Event $A$ is independent of the event $B \cap C$, so:

$P(A \cap (B \cap C)) = P(A)P(B \cap C)$.

$P(A)$ is $\frac16$, but what is $P(B \cap C)$?

Events $B$ and $C$ aren't independent. But we can say this:

$P(B \cap C)= P(C)P(B|C)= P(C)\left(1-P(B^c|C)\right)$. (Here $B^c$ is the complement of the event $B$. I have used the fact that $P(X|Y)+P(X^c|Y)=1$.)

$P(C) = \left(\frac56 \right)^{n-1}$.

$P(B^c|C) = \frac{P(B^c \cap C)}{P(C)}= \frac{(\frac46)^{n-1}}{(\frac56)^{n-1}}$.

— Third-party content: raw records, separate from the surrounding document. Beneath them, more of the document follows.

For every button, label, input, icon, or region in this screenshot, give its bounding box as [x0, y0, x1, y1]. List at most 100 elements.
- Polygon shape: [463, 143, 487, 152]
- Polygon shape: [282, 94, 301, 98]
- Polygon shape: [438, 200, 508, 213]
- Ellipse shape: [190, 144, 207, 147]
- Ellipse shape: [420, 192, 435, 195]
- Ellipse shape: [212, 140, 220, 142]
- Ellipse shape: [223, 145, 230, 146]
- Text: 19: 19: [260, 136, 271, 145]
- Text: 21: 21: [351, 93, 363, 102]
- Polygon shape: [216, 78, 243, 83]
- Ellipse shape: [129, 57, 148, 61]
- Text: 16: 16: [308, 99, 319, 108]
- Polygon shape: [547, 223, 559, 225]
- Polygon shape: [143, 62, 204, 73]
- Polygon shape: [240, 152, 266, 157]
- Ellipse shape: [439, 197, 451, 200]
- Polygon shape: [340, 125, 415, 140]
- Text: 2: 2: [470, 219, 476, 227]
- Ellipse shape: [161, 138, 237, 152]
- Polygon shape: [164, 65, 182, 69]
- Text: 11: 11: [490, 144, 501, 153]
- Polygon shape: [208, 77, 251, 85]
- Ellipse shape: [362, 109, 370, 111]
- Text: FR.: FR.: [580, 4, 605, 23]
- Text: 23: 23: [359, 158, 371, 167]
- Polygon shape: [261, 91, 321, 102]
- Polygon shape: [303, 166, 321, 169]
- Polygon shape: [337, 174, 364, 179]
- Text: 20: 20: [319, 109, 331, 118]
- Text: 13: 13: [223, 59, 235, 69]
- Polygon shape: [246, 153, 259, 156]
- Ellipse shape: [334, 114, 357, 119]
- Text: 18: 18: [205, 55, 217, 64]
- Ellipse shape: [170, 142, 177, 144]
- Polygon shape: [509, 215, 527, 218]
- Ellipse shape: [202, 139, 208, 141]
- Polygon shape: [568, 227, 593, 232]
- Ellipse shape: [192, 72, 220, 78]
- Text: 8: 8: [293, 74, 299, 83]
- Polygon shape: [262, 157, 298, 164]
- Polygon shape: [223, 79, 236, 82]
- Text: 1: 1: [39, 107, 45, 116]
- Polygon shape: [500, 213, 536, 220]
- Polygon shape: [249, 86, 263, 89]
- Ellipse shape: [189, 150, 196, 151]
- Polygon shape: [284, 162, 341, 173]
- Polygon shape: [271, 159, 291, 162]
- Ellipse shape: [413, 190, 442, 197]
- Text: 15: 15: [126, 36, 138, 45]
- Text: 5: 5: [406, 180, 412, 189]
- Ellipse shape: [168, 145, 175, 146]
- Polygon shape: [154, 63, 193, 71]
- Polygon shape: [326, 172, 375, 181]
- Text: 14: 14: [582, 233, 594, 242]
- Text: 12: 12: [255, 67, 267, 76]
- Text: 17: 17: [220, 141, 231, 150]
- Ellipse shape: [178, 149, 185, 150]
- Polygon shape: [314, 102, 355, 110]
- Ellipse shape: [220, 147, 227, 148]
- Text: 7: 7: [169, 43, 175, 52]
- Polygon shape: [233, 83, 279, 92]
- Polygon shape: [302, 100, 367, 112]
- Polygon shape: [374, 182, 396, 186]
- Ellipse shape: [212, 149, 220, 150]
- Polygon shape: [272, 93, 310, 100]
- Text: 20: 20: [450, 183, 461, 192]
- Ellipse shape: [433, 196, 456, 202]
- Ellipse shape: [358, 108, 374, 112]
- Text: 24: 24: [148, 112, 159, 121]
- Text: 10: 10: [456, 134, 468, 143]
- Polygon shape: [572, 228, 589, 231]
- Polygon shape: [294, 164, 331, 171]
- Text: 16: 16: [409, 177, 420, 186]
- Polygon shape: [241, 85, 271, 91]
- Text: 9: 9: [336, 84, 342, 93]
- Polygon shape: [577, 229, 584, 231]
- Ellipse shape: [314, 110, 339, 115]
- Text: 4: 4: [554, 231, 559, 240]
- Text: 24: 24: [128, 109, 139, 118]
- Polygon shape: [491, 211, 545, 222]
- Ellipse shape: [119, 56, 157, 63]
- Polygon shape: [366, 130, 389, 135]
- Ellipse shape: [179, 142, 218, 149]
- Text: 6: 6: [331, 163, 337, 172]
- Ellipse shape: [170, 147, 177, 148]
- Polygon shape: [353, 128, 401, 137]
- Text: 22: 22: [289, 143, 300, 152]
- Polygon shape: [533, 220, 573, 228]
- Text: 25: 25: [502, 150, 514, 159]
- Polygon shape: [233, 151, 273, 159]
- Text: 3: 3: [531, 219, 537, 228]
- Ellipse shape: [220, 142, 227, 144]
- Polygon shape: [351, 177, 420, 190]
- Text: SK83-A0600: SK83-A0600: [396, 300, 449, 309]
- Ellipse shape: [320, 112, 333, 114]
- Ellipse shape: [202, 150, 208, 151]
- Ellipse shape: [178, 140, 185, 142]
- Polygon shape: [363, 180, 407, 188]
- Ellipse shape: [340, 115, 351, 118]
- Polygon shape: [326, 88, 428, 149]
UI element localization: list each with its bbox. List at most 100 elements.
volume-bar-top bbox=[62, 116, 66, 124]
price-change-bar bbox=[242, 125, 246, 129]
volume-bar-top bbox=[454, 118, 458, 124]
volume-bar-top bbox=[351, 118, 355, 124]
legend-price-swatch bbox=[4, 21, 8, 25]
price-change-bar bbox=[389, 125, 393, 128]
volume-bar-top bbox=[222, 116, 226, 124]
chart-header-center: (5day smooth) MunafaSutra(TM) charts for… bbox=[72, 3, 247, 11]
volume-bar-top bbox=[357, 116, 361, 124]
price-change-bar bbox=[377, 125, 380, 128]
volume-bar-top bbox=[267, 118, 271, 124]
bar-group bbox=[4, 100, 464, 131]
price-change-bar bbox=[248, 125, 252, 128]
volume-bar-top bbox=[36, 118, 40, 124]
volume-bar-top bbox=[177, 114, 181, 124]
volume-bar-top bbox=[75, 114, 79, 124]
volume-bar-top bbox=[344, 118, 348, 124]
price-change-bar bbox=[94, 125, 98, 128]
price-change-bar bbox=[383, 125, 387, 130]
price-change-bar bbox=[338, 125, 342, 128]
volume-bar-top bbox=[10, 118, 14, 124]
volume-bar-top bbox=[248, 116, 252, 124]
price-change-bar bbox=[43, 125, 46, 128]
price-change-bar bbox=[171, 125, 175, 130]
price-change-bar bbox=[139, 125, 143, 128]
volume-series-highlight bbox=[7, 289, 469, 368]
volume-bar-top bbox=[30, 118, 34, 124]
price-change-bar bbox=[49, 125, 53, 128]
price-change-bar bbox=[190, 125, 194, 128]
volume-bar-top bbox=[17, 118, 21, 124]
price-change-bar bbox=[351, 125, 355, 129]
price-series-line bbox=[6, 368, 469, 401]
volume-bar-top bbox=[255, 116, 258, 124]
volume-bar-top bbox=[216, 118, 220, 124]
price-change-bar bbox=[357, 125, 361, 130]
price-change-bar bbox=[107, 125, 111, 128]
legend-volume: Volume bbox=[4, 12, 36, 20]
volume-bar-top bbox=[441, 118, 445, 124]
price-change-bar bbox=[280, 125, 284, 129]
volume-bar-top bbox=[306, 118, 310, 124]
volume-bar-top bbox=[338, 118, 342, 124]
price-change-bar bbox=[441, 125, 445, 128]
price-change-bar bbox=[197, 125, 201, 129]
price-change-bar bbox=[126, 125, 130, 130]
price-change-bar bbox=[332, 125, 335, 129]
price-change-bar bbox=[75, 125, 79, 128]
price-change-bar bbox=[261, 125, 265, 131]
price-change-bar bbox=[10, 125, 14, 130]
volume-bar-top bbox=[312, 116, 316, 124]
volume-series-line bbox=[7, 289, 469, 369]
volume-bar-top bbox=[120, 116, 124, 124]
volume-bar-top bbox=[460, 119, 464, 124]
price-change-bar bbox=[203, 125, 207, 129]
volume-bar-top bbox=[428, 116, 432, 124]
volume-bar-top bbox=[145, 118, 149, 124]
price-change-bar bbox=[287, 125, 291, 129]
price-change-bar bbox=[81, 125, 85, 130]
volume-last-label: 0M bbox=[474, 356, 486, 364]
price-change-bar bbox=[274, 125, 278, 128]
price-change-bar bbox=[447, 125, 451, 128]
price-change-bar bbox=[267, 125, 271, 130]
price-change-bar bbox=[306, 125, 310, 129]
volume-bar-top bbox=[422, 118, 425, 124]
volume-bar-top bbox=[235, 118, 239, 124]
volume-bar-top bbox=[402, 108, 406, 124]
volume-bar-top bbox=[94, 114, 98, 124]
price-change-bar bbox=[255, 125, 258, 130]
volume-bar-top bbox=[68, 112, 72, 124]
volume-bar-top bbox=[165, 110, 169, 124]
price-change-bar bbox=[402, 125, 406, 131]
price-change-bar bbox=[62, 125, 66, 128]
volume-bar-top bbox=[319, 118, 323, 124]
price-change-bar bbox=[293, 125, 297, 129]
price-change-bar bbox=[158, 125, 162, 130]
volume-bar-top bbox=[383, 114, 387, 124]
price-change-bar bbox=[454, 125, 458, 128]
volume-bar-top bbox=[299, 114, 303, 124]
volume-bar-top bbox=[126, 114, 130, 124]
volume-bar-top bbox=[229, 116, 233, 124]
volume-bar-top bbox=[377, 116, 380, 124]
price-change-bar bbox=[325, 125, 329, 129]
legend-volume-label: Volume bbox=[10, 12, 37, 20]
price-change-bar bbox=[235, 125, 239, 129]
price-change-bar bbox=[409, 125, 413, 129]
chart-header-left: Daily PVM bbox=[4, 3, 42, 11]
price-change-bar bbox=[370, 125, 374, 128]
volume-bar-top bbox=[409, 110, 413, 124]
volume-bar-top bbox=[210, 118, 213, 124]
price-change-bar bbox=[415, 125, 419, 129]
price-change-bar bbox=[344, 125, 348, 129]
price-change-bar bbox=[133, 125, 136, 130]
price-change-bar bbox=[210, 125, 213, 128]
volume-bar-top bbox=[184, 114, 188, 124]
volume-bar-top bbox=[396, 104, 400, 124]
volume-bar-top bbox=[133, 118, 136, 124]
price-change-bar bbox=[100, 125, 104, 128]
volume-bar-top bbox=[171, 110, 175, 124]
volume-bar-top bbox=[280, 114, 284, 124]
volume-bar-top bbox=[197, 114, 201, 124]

Thus, $P(B \cap C)= \left(\frac56 \right)^{n-1} \left(1- \frac{ (\frac46)^{n-1} }{ (\frac56)^{n-1} } \right)

= \left(\frac56 \right)^{n-1} - \left(\frac46 \right)^{n-1}$ (Error compiling LaTeX. Unknown error_msg).

So $P(A \cap (B \cap C) ) = \left( \frac16 \right) \left( \left(\frac56 \right)^{n-1} - \left(\frac46 \right)^{n-1} \right)$.

We have found $P(OneFirst)$. We're close to finding the probability that it will take n rolls to get both a $1$ and a $2$.

$P(TwoFirst) = P(OneFirst)$. Thus the probability that it will take $n$ rolls to get both a $1$ and a $2$ is $P(OneFirst)+ P(TwoFirst) = \left( \frac13 \right) \left( \left(\frac56 \right)^{n-1} - \left(\frac46 \right)^{n-1} \right)$.

Okay.....

So what's the expected number of rolls it will take to get both a $1$ and a $2$?

It is:

${2 \cdot \left( \frac13 \right) \left( \left(\frac56 \right)^1 - \left(\frac46 \right)^1 \right) + 3 \cdot \left( \frac13 \right) \left( \left(\frac56 \right)^2 - \left(\frac46 \right)^2 \right) + 4 \cdot \left( \frac13 \right) \left( \left(\frac56 \right)^3 - \left(\frac46 \right)^3 \right) + \cdots}$

$= \left( \frac13 \right) \left( 2 \left(\frac56 \right)^1 + 3 \left(\frac56 \right)^2 + 4 \left(\frac56 \right)^3 + \cdots \right) - \left( \frac13 \right) \left( 2\left(\frac46 \right)^1 + 3 \left(\frac46 \right)^2 + 4 \left(\frac46 \right)^3 + \cdots \right)$

$= \left( \frac13 \right) \left( -1 + 1 + 2 \left(\frac56 \right)^1 + 3 \left(\frac56 \right)^2 + 4 \left(\frac56 \right)^3 + \cdots \right) - \left( \frac13 \right) \left(-1 + 1 +  2\left(\frac46 \right)^1 + 3 \left(\frac46 \right)^2 + 4 \left(\frac46 \right)^3 + \cdots \right)$

$= \left( \frac13 \right) \left( -1 + \frac{1}{(1-\frac56)^2} \right) - \left( \frac13 \right)  \left( -1 + \frac{1}{(1-\frac46)^2} \right)$

$= \left( \frac13 \right) ( -1 + 36 + 1 - 9 ) = \left( \frac13 \right) (27) = 9$.

The expected number of rolls is $9$.


Using a similar (but a little more complicated) method, I get that the expected number of rolls until all six numbers appear is $14.7$.

I also found that the expected number of rolls until $1$, $2$, and $3$ appear is $11$.